La novedad es evidente, y el decreto conciliar Ad gentes 1 sobre las mi
siones la fundamenta sobre el presente orden del mundo from quo nova sursurgit
humanitatis condicio, pur non abbandonando le formule tradizionali che
considerano le missioni come adesione alla fede di Cristo.
La variante porta, in teoria, a rendere superflue le missioni.

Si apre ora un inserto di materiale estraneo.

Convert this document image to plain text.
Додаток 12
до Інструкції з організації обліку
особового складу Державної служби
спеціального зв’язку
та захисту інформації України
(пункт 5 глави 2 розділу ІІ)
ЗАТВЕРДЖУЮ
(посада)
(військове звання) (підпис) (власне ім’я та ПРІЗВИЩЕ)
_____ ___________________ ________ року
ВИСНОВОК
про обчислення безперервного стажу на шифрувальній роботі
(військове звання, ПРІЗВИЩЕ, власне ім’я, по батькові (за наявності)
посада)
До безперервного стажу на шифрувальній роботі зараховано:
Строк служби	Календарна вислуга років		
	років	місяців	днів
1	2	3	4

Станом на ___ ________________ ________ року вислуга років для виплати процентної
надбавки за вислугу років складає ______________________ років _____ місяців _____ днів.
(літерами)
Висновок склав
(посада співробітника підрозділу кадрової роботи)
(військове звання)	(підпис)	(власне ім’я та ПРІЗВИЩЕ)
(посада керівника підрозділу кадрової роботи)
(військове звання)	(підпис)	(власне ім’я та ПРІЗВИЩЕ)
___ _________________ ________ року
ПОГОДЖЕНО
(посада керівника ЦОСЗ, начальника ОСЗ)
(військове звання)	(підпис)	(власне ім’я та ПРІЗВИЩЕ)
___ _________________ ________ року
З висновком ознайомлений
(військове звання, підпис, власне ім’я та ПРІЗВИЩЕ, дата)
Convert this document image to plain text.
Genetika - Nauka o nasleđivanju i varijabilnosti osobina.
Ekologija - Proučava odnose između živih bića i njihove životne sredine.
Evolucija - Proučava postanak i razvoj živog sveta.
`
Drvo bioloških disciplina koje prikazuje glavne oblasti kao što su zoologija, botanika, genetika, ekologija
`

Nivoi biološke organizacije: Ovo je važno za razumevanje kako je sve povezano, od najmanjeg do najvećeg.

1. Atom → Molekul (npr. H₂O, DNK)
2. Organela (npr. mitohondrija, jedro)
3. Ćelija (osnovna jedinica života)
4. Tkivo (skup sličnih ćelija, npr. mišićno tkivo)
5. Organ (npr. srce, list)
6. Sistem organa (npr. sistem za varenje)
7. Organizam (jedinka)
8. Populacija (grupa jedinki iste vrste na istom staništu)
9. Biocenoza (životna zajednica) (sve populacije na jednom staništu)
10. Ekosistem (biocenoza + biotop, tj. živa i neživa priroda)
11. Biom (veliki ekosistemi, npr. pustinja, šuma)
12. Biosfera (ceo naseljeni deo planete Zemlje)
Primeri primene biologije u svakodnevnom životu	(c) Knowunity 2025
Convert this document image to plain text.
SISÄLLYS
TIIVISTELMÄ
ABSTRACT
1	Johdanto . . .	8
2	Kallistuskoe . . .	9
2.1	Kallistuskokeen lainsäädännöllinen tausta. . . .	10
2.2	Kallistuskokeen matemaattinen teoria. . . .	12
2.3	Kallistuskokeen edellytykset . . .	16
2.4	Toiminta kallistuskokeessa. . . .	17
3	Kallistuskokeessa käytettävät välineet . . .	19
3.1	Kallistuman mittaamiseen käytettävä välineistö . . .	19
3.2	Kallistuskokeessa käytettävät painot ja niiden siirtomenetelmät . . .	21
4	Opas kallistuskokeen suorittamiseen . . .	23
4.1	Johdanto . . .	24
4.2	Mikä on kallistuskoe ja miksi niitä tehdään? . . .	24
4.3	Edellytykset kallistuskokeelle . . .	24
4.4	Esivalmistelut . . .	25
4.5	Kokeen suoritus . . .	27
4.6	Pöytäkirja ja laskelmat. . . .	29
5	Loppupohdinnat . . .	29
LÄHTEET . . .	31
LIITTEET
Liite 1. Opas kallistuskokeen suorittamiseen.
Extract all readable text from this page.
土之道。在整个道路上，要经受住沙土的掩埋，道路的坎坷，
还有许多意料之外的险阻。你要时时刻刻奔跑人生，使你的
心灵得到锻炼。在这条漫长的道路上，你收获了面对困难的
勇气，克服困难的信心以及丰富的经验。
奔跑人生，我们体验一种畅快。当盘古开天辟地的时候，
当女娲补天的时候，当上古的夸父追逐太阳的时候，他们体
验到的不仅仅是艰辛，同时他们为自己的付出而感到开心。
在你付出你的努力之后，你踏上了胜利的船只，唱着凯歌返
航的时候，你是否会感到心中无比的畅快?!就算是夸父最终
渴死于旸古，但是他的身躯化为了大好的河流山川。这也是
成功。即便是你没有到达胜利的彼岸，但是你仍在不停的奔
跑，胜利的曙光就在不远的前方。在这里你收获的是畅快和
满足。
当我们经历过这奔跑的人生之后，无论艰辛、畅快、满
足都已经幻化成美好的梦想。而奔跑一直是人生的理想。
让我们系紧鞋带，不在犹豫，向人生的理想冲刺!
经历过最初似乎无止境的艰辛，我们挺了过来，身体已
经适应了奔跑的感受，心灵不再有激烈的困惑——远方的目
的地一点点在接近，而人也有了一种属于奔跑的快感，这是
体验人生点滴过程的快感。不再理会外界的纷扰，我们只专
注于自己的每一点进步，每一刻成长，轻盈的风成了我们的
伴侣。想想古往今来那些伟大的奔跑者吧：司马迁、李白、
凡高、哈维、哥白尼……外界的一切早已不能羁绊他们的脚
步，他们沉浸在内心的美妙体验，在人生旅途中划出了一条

La novità è coerente con tutto il sistema della tendenza alla scomparsa di
la specifica trascendenza della religione cattolica. unità cristiana
separato si compie con un movimento verso il Cristo totale presente
in fondo a tutti i credenti in forza della grazia battesimale. In qualche
In questo senso, il carattere soprannaturale del movimento unitario può ritenersi
conservato. Ma se i non cristiani sono destinati a unirsi ai cristiani,
per una mutazione che li porta oltre se stessi al Cristo della Chiesa
Cattolico, ma per un approfondimento del proprio credo, allora sembra
che Cristo (principio dell'ecumene) è al fondo della sua coscienza naturale; e si
cade certamente nella negazione del soprannaturale e nel
equiparazione della caratteristica naturale a quella soprannaturale della grazia. L'inizio
de la salvaci´on no viene céilitus, sino est un immanente a la naturaleza
7 .
umana e risplende in tutti gli uomini

7Pertanto, in perfetta coerenza con questa idea di una teocrazia religiosa o pammixis,
nel Missel des dimanches 1983 dei vescovi di Francia, nella festa di Tutti i Santi,
È richiesto Insieme ai Santi di tutte le credenze e incredulità.